What does the initiation into the military teach our children?
Discipline ... which of course
takes many forms.
What does moral and ethical discipline look like in the life of an American soldier?
Whose
moral and ethical values are the primary instinctive and emotional guides in a human being?
Certainly none taught by
those infected with moral blindness.
I recommend the following article:
Teaching Military Ethics: Personal Development versus Moral Drill
By Mrs. E.M. Wortel Faculty of Military Sciences Netherlands Defense College and Major
J.P.M. Schoenmakers Netherlands Royal Military School
Which can be found at The International Military Ethics Symposium.
Cross posted to Daily Kos
2007
Set up in basic training to act in such a manner.

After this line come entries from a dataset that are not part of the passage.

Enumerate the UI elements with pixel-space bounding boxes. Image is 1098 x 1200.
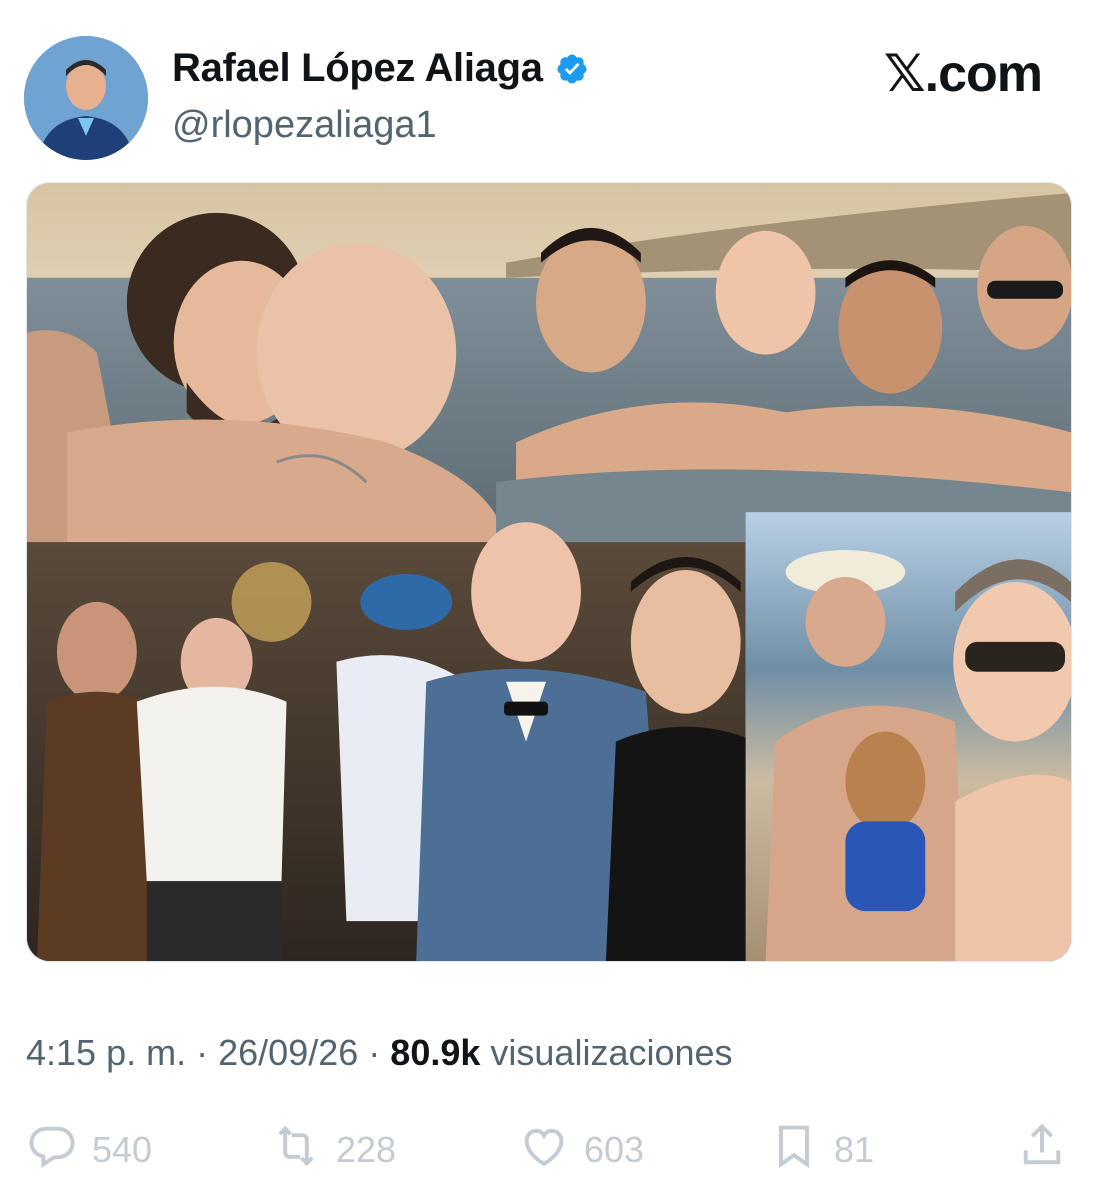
bookmark-count: 81 xyxy=(834,1129,875,1170)
views-label: visualizaciones xyxy=(490,1032,733,1073)
like-button[interactable]: 603 xyxy=(518,1120,644,1180)
tweet-card: Rafael López Aliaga @rlopezaliaga1 𝕏.com xyxy=(0,0,1098,1200)
retweet-icon xyxy=(270,1120,322,1181)
author-name[interactable]: Rafael López Aliaga xyxy=(172,46,543,91)
share-icon xyxy=(1016,1120,1068,1181)
retweet-count: 228 xyxy=(336,1129,397,1170)
author-avatar[interactable] xyxy=(24,36,148,160)
tweet-date[interactable]: 26/09/26 xyxy=(218,1032,358,1073)
heart-icon xyxy=(518,1120,570,1181)
verified-badge-icon xyxy=(555,52,589,86)
brand-logo: 𝕏.com xyxy=(883,45,1043,103)
tweet-actions-bar: 540 228 603 81 xyxy=(26,1120,1072,1180)
tweet-media-photo[interactable] xyxy=(26,182,1072,962)
bookmark-icon xyxy=(768,1120,820,1181)
photo-collage-image xyxy=(27,183,1071,961)
author-handle[interactable]: @rlopezaliaga1 xyxy=(172,104,437,147)
meta-separator: · xyxy=(196,1032,209,1073)
tweet-time[interactable]: 4:15 p. m. xyxy=(26,1032,186,1073)
meta-separator-2: · xyxy=(368,1032,381,1073)
retweet-button[interactable]: 228 xyxy=(270,1120,396,1180)
tweet-meta: 4:15 p. m. · 26/09/26 · 80.9k visualizac… xyxy=(26,1032,733,1074)
reply-button[interactable]: 540 xyxy=(26,1120,152,1180)
author-line: Rafael López Aliaga xyxy=(172,46,589,91)
bookmark-button[interactable]: 81 xyxy=(768,1120,874,1180)
reply-count: 540 xyxy=(92,1129,153,1170)
share-button[interactable] xyxy=(1016,1120,1068,1180)
like-count: 603 xyxy=(584,1129,645,1170)
reply-icon xyxy=(26,1120,78,1181)
views-count: 80.9k xyxy=(390,1032,481,1073)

Anyone who's seen current films about the military in which basic training and combat training are discussed can't help but
see how military training attempts to "desensitize and dehumanize" recruits presumably for their own good ... so when they
need to harm or kill someone attacking the homeland, the soldier's defense can be timely and instinctively automatic.
Perhaps on the highest level, where what is suspect is the need for sabre-rattling and war, we ought to make a case for peace,
an end to all wars and the need to brainwash our children with hate and authorized aggressiveness.
On lower levels of reality, the military's ability to construct an effective organization that will literally defend the nation
requires recruiting with sizzle in order to lure future soldiers who will fight and fight effectively.
I do not want to see my child or grandchild brainwashed to hate another human being because of nationality (this more than
race since nationality facilitates a broader horizon of human beings who are all citizens of this nation's real or pretended
foes.)
So it's a dilemma. Is there a better way to turn fun-loving dream-filled American young people into instinctive killing machines
without fracturing their humanity? Is that question an oxymoron?
All the more reason to demand of ourselves that we do our duty to make sure leaders have justifiable reasons for turning our
youth into characters like Kurt Russell in "Soldier."
This will become a cliche, but Haditha will reveal itself as a pattern, then a behavior and then a syndrome. Agent Orange
and My Lai will be wedded in modern Iraq by DU and Haditha.
But the ultimate cause lies at the head of the country, the so-called heart of our national leadership that has duped the
millions with an unjustifiable invasion built on lies and the commencement of a war to start all wars.
Yes, this is a problem of bad apples; apples apparently rotten to the core before they fell from their own poisoned apple
tree, rolled into our orchard and took over our government - contaminating and spreading their own rot among all of us.